Bao returned to campus with big news. After graduating in May, he will begin working at Adobe in August as a computer scientist for Lightroom, an image editing software. We're thrilled for him, while still in denial that he won't be here this fall. Bao may just be getting started in his career, but he leaves behind a legacy at Whitworth.

Take a look at a gallery of his work.

This story appears in the spring 2019 issue of Whitworth Today magazine.



How to take better photos: 4 tips from Bao Tran '19

Across the past four years, Bao Tran '19 has produced dozens of videos and provided gorgeous photography for Whitworth.

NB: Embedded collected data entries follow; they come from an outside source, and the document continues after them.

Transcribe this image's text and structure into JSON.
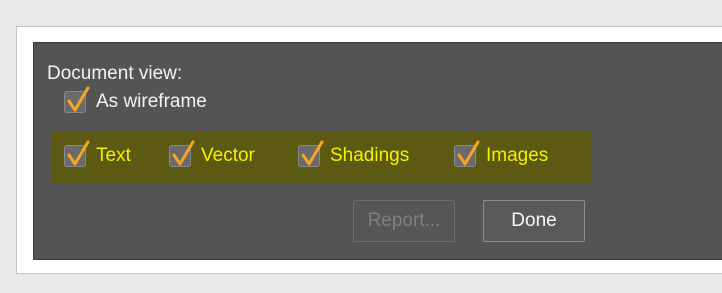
{
  "dialog": {
    "heading": "Document view:",
    "wireframe": {
      "label": "As wireframe",
      "checked": true
    },
    "options": [
      {
        "label": "Text",
        "checked": true
      },
      {
        "label": "Vector",
        "checked": true
      },
      {
        "label": "Shadings",
        "checked": true
      },
      {
        "label": "Images",
        "checked": true
      }
    ],
    "buttons": {
      "report": "Report...",
      "done": "Done"
    }
  },
  "colors": {
    "dialog_bg": "#545454",
    "checkmark": "#f5a623",
    "highlight_bg": "#5c5a12",
    "highlight_text": "#f4f000"
  }
}
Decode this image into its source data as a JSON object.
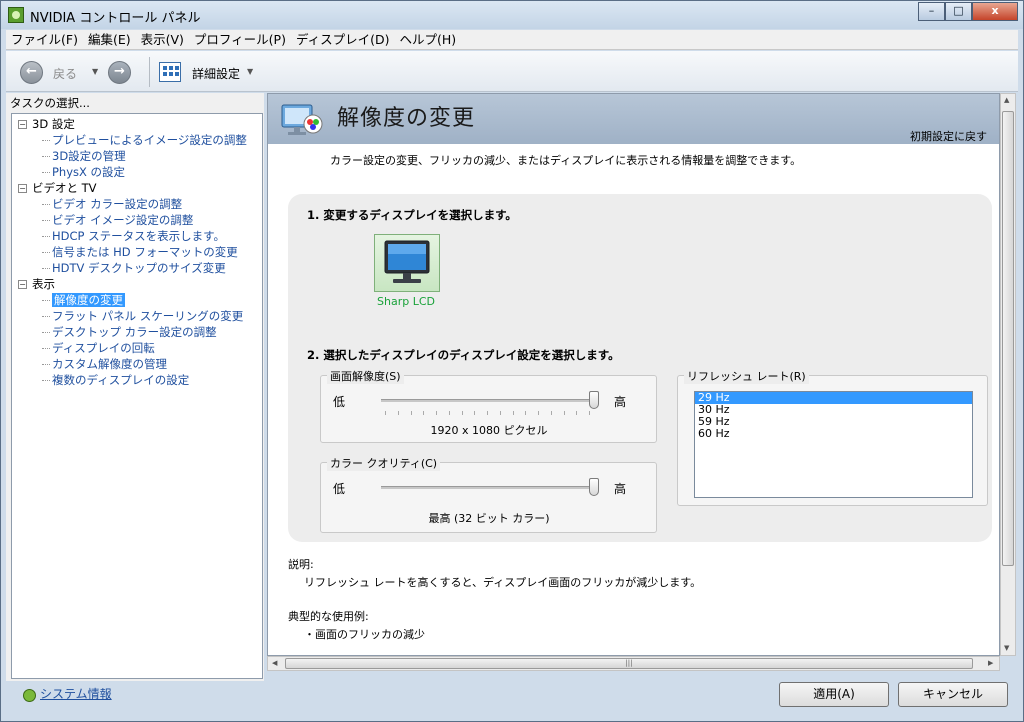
{
  "window": {
    "title": "NVIDIA コントロール パネル",
    "controls": {
      "minimize": "–",
      "maximize": "□",
      "close": "x"
    }
  },
  "menu": [
    "ファイル(F)",
    "編集(E)",
    "表示(V)",
    "プロフィール(P)",
    "ディスプレイ(D)",
    "ヘルプ(H)"
  ],
  "toolbar": {
    "back_label": "戻る",
    "advanced_label": "詳細設定"
  },
  "sidebar": {
    "task_label": "タスクの選択...",
    "categories": [
      {
        "label": "3D 設定",
        "items": [
          "プレビューによるイメージ設定の調整",
          "3D設定の管理",
          "PhysX の設定"
        ]
      },
      {
        "label": "ビデオと TV",
        "items": [
          "ビデオ カラー設定の調整",
          "ビデオ イメージ設定の調整",
          "HDCP ステータスを表示します。",
          "信号または HD フォーマットの変更",
          "HDTV デスクトップのサイズ変更"
        ]
      },
      {
        "label": "表示",
        "items": [
          "解像度の変更",
          "フラット パネル スケーリングの変更",
          "デスクトップ カラー設定の調整",
          "ディスプレイの回転",
          "カスタム解像度の管理",
          "複数のディスプレイの設定"
        ]
      }
    ],
    "active_item": "解像度の変更",
    "system_info": "システム情報"
  },
  "page": {
    "title": "解像度の変更",
    "restore_defaults": "初期設定に戻す",
    "intro": "カラー設定の変更、フリッカの減少、またはディスプレイに表示される情報量を調整できます。",
    "step1": "1. 変更するディスプレイを選択します。",
    "display_name": "Sharp LCD",
    "step2": "2. 選択したディスプレイのディスプレイ設定を選択します。",
    "resolution": {
      "legend": "画面解像度(S)",
      "low": "低",
      "high": "高",
      "value": "1920 x 1080 ピクセル",
      "level": 1.0
    },
    "color_quality": {
      "legend": "カラー クオリティ(C)",
      "low": "低",
      "high": "高",
      "value": "最高 (32 ビット カラー)",
      "level": 1.0
    },
    "refresh": {
      "legend": "リフレッシュ レート(R)",
      "options": [
        "29 Hz",
        "30 Hz",
        "59 Hz",
        "60 Hz"
      ],
      "selected": "29 Hz"
    },
    "description_label": "説明:",
    "description_text": "リフレッシュ レートを高くすると、ディスプレイ画面のフリッカが減少します。",
    "usage_label": "典型的な使用例:",
    "usage_text": "・画面のフリッカの減少"
  },
  "buttons": {
    "apply": "適用(A)",
    "cancel": "キャンセル"
  },
  "colors": {
    "link": "#1f4f9e",
    "selection": "#3399ff",
    "header": "#a9b9cc"
  }
}
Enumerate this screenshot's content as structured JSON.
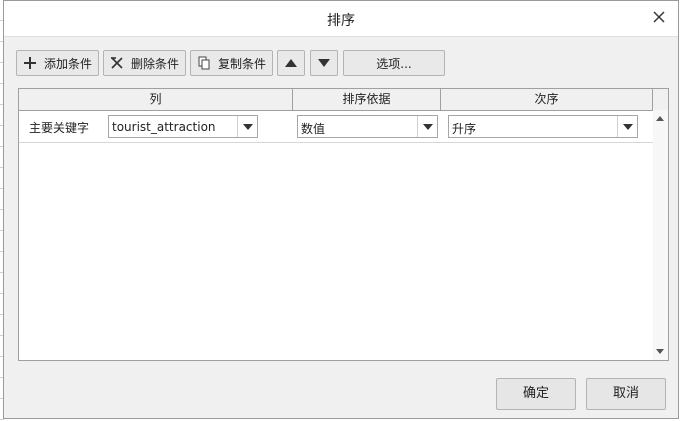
{
  "dialog": {
    "title": "排序"
  },
  "toolbar": {
    "add_label": "添加条件",
    "delete_label": "删除条件",
    "copy_label": "复制条件",
    "options_label": "选项..."
  },
  "grid": {
    "headers": [
      "列",
      "排序依据",
      "次序"
    ],
    "rows": [
      {
        "label": "主要关键字",
        "column": "tourist_attraction",
        "sort_on": "数值",
        "order": "升序"
      }
    ]
  },
  "footer": {
    "ok_label": "确定",
    "cancel_label": "取消"
  },
  "icons": {
    "close": "close-icon",
    "add": "plus-icon",
    "delete": "delete-icon",
    "copy": "copy-icon",
    "up": "arrow-up-icon",
    "down": "arrow-down-icon"
  }
}
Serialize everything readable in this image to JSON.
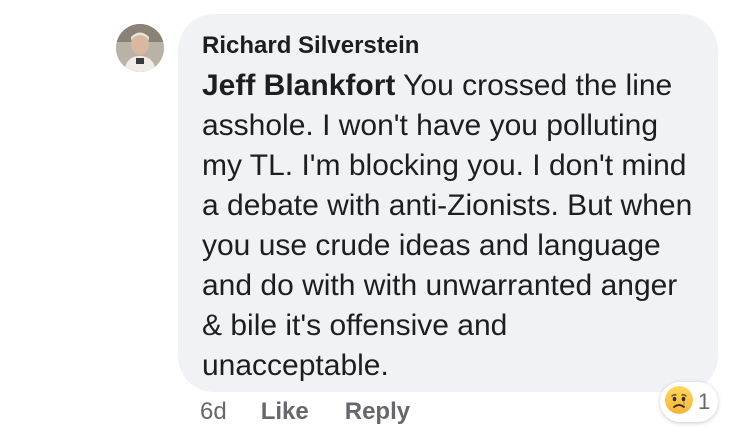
{
  "comment": {
    "author": "Richard Silverstein",
    "mention": "Jeff Blankfort",
    "text": " You crossed the line asshole. I won't have you polluting my TL.  I'm blocking you. I don't mind a debate with anti-Zionists.  But when you use crude ideas and language and do with with unwarranted anger & bile it's offensive and unacceptable."
  },
  "actions": {
    "timestamp": "6d",
    "like_label": "Like",
    "reply_label": "Reply"
  },
  "reactions": {
    "icon": "sad-reaction-icon",
    "count": "1"
  }
}
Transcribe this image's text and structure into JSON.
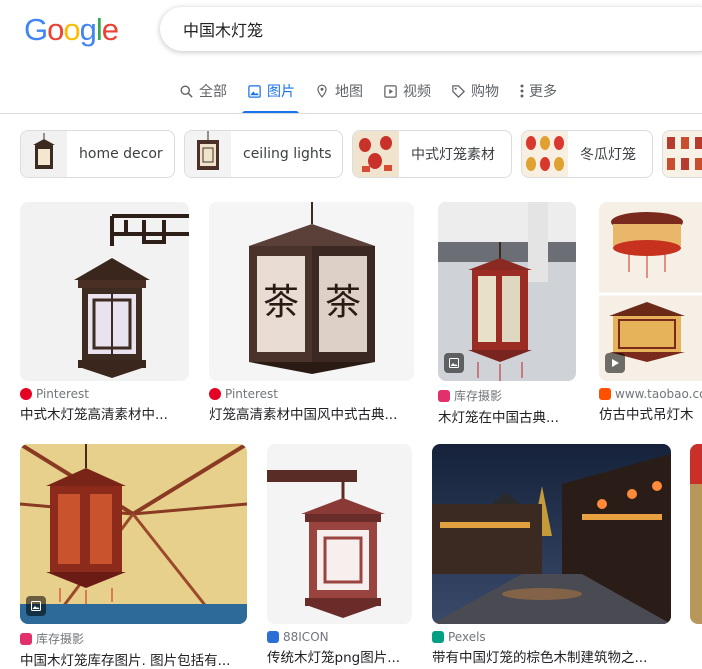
{
  "logo": "Google",
  "search": {
    "query": "中国木灯笼"
  },
  "tabs": [
    {
      "label": "全部",
      "icon": "search-icon"
    },
    {
      "label": "图片",
      "icon": "image-icon",
      "active": true
    },
    {
      "label": "地图",
      "icon": "pin-icon"
    },
    {
      "label": "视频",
      "icon": "play-icon"
    },
    {
      "label": "购物",
      "icon": "tag-icon"
    },
    {
      "label": "更多",
      "icon": "more-vert-icon"
    }
  ],
  "chips": [
    {
      "label": "home decor"
    },
    {
      "label": "ceiling lights"
    },
    {
      "label": "中式灯笼素材"
    },
    {
      "label": "冬瓜灯笼"
    }
  ],
  "results_row1": [
    {
      "source": "Pinterest",
      "title": "中式木灯笼高清素材中..."
    },
    {
      "source": "Pinterest",
      "title": "灯笼高清素材中国风中式古典..."
    },
    {
      "source": "库存摄影",
      "title": "木灯笼在中国古典..."
    },
    {
      "source": "www.taobao.co",
      "title": "仿古中式吊灯木"
    }
  ],
  "results_row2": [
    {
      "source": "库存摄影",
      "title": "中国木灯笼库存图片. 图片包括有..."
    },
    {
      "source": "88ICON",
      "title": "传统木灯笼png图片..."
    },
    {
      "source": "Pexels",
      "title": "带有中国灯笼的棕色木制建筑物之..."
    }
  ],
  "colors": {
    "accent": "#1a73e8",
    "pinterest": "#e60023",
    "taobao": "#ff5000",
    "pexels": "#05a081"
  }
}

We asked Bao what advice he would give to budding photographers and to those who want to brush up their skills. Here are his top four tips:

  1. Think about the story you want to tell. Everyone can take a snapshot. To make your photos unique, try to use the tools you have and elements around you to tell a story. Understand how different lighting creates different moods and tones that help draw in the viewer and express the scene. Also, use composition to frame your photo. The rule of thirds is a good way to make your photos more visually appealing. Lastly, the principles of design provide tools you can use to help tell the story. Elements like texture, pattern, color emphasis and harmony help draw viewers in and let them know what to focus on.
  2. Try new angles. Most people take photos at eye level. Photographers lie in the mud, climb on objects, and put their bodies in weird positions to get the shot. To make your photo stand out, experiment with different angles and positions to compose a shot. Images from unexpected perspectives really catch people's eyes.
  3. Research and learn from other photographers. A good way to practice photography is to find images you really like and try to recreate them. I have saved a collection of photos and styles I like so I can reference them. When you build up collections like these, it becomes easier to know how to approach different scenes or environments.
  4. Take a LOT of photos. The more photos you take, the faster you improve on the technical side and develop your style and look. You'll learn what works for you and what doesn't. There is no one-size-fits-all solution, so the more you practice, the more you can fine-tune your photography. The fun of it comes from the adventure of trying new things!